Guys. December is early, and gives a chicken keeper time to really think about what she wants. The month of January was nearing its end, and I stomped inside the house from my trip to collect eggs. My bounty? One single, gorgeous maran egg. From 17 HENS! This girl has literally laid an egg a day when no other chicken has through the shortest days of the year. Of course, at this point, the whole family is grumbling and complaining about the store bought eggs we are forced to buy when our hens aren't laying. "Man, if only we had ordered some more marans with our order..." I said. "EGGS!" the family replied, "We want eggs in the winter! Nice sized eggs, like that one." They pointed to the egg I was holding 🙄 .

So I went back to Meyer's site and checked to see what was still available for our hatch date. BINGO. White and Cuckoo Marans. But then I felt bad for the two unborn Golden Comet chicks I had already committed to buy... It's not their fault, you know? So I compromised. + 1 White Maran, + 1 Cuckoo Maran, -1 Golden Comet.

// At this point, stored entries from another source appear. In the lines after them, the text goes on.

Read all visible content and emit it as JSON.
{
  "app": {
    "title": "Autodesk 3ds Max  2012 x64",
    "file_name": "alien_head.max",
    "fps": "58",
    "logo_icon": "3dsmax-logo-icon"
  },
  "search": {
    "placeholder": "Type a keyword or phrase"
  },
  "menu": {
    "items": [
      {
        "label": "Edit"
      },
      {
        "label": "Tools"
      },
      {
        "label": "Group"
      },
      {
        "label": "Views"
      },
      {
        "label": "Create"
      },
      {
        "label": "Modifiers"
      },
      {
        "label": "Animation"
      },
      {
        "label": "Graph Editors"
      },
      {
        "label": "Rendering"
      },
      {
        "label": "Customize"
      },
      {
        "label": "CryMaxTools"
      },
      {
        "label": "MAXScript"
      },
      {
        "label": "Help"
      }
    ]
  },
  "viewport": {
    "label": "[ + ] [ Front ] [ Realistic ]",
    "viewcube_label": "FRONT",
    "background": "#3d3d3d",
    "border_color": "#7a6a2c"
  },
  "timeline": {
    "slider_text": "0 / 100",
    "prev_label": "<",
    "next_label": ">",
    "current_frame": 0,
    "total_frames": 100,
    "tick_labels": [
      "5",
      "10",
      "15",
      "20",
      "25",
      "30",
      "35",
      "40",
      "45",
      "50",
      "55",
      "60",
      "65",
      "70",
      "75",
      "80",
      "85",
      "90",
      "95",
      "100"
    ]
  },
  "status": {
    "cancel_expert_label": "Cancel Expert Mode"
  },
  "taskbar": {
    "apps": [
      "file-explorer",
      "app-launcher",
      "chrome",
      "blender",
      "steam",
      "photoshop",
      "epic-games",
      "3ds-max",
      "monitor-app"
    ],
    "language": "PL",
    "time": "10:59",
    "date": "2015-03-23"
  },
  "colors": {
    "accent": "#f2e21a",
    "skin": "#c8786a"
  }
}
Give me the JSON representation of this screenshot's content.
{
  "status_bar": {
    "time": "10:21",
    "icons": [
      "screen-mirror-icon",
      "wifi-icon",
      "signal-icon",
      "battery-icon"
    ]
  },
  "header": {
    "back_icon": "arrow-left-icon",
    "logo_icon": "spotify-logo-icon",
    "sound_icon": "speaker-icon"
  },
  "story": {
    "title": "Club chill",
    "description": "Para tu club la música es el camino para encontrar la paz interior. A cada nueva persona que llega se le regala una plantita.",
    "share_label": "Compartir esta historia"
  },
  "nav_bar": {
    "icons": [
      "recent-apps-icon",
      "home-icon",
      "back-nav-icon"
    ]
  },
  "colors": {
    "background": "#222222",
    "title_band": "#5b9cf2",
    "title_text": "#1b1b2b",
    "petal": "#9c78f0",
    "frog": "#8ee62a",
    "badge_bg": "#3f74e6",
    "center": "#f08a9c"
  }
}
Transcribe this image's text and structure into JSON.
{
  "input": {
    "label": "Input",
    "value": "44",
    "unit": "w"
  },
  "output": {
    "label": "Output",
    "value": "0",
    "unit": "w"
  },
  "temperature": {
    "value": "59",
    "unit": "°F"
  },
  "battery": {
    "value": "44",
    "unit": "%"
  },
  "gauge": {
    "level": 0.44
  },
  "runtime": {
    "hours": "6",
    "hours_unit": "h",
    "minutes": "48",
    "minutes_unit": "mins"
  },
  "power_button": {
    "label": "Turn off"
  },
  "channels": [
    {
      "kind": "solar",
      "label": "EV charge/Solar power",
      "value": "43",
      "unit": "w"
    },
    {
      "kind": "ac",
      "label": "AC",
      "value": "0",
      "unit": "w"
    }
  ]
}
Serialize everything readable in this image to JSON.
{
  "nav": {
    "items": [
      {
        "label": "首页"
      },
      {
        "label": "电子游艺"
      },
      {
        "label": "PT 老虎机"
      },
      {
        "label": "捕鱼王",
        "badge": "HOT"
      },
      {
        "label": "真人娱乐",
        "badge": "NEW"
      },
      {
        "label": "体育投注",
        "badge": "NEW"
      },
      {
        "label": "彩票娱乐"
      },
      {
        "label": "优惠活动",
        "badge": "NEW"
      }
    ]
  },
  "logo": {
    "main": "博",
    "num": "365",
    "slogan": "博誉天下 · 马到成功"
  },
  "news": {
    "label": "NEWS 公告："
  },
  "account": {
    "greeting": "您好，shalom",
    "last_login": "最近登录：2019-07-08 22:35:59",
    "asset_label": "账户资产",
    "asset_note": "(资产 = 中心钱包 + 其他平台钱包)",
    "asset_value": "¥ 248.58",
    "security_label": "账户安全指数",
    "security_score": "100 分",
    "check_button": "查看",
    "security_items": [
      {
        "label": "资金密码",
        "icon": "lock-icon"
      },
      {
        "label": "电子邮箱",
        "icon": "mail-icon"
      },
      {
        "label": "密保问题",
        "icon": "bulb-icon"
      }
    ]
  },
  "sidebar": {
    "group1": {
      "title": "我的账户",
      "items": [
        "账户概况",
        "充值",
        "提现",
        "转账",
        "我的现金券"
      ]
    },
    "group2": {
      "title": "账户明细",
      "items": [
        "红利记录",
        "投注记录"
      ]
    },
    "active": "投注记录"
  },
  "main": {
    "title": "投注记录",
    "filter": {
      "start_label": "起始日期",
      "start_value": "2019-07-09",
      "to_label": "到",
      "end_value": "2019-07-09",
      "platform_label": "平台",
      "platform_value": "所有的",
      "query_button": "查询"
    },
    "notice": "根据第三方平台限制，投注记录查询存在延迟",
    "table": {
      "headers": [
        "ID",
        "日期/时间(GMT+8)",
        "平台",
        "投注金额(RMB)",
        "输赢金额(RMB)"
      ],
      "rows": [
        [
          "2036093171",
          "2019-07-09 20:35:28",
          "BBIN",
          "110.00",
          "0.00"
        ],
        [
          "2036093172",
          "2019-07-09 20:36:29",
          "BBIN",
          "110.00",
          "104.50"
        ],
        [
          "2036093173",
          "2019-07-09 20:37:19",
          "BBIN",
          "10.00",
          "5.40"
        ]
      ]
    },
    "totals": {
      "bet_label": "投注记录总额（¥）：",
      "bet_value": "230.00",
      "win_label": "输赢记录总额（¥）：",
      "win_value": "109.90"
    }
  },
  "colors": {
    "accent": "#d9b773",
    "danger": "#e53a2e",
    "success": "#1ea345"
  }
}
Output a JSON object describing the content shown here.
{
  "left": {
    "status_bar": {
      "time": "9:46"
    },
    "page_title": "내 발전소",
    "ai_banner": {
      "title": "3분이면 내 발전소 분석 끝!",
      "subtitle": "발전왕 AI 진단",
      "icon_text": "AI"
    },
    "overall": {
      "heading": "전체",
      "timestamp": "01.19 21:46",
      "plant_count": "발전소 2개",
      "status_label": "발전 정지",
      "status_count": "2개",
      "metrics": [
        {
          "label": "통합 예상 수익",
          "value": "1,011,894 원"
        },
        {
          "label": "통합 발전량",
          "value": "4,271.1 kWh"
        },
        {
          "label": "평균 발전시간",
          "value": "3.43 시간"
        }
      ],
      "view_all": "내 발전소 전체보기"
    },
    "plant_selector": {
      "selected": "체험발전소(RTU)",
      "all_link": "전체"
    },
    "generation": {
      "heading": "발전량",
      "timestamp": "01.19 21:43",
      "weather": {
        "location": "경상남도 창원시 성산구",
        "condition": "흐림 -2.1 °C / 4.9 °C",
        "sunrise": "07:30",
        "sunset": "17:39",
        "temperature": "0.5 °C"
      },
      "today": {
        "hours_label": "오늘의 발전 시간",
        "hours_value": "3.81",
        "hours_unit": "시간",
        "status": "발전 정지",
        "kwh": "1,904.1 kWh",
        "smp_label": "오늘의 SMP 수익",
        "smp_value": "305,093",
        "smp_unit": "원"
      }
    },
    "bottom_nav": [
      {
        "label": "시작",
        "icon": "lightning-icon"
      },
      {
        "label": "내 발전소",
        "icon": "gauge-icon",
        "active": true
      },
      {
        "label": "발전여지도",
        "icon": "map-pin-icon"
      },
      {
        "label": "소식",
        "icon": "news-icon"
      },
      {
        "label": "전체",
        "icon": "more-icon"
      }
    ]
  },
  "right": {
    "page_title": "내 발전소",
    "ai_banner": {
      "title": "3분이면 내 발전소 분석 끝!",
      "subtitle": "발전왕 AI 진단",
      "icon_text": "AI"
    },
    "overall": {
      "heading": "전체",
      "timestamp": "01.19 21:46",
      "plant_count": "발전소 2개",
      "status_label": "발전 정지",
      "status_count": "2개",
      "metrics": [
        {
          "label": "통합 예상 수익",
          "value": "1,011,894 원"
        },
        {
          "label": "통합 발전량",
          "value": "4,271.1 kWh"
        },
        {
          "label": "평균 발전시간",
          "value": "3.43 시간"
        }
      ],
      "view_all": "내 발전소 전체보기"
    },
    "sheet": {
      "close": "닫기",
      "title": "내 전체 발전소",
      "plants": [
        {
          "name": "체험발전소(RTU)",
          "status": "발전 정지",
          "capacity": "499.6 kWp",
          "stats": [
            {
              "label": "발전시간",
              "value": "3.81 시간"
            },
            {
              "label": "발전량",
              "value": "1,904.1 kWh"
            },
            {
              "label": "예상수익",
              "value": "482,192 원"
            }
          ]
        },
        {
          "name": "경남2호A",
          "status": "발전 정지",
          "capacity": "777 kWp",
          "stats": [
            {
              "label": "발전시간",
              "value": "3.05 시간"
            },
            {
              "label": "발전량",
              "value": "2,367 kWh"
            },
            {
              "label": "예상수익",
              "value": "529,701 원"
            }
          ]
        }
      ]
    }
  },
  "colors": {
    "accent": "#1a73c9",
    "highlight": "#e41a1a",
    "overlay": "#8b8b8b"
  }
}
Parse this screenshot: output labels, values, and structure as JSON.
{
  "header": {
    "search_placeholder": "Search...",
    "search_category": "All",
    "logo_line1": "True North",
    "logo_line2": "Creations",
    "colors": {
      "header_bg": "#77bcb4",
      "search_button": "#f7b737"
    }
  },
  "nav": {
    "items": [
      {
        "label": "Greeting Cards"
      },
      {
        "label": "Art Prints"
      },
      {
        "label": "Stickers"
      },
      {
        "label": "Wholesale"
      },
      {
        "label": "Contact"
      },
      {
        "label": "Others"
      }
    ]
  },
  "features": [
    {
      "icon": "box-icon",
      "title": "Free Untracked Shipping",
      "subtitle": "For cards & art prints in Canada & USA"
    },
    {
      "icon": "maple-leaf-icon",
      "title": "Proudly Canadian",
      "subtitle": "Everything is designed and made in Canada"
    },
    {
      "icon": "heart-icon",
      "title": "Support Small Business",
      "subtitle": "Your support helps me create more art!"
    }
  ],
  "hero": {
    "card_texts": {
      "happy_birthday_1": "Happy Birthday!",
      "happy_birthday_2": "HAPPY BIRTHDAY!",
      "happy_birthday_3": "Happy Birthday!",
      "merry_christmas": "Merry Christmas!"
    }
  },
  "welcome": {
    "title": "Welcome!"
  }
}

Did my math work there? No?

So long story short, what was supposed to be an order of 3 chicks in December has now grown to an order of 5 chicks... and it's only February. And the coop hasn't gotten any bigger!

Thanks for listening 🤪
LOL, completely identify!!! Started our chicken keeping adventure in 2016 with a not-huge coop (still have same one) and 4 buff orpingtons. That was going to be it. A year later and we bought 2 more buff chicks. Last summer we lost one hen to a predator and one chick died so we had 6 buffs. Well, just this week I convinced my hubby to let me get 2 Speckled Sussex (girl) chicks! (They are very friendly and lay well. We've never had anything but the orpingtons, so are looking forward to the sussexs coming). They are being shipped (at about 4 weeks) old in March!!! So here we are, up to 8 hens and a moderate coop (JUST enough room for all on the perch). Can't wait until the 'Littles' come!! Oh, PS we built a separate coop ourselves from scratch last fall for the 2 ducks and a Pilgrim goose named Mayflower that we got! LOVE them all!!!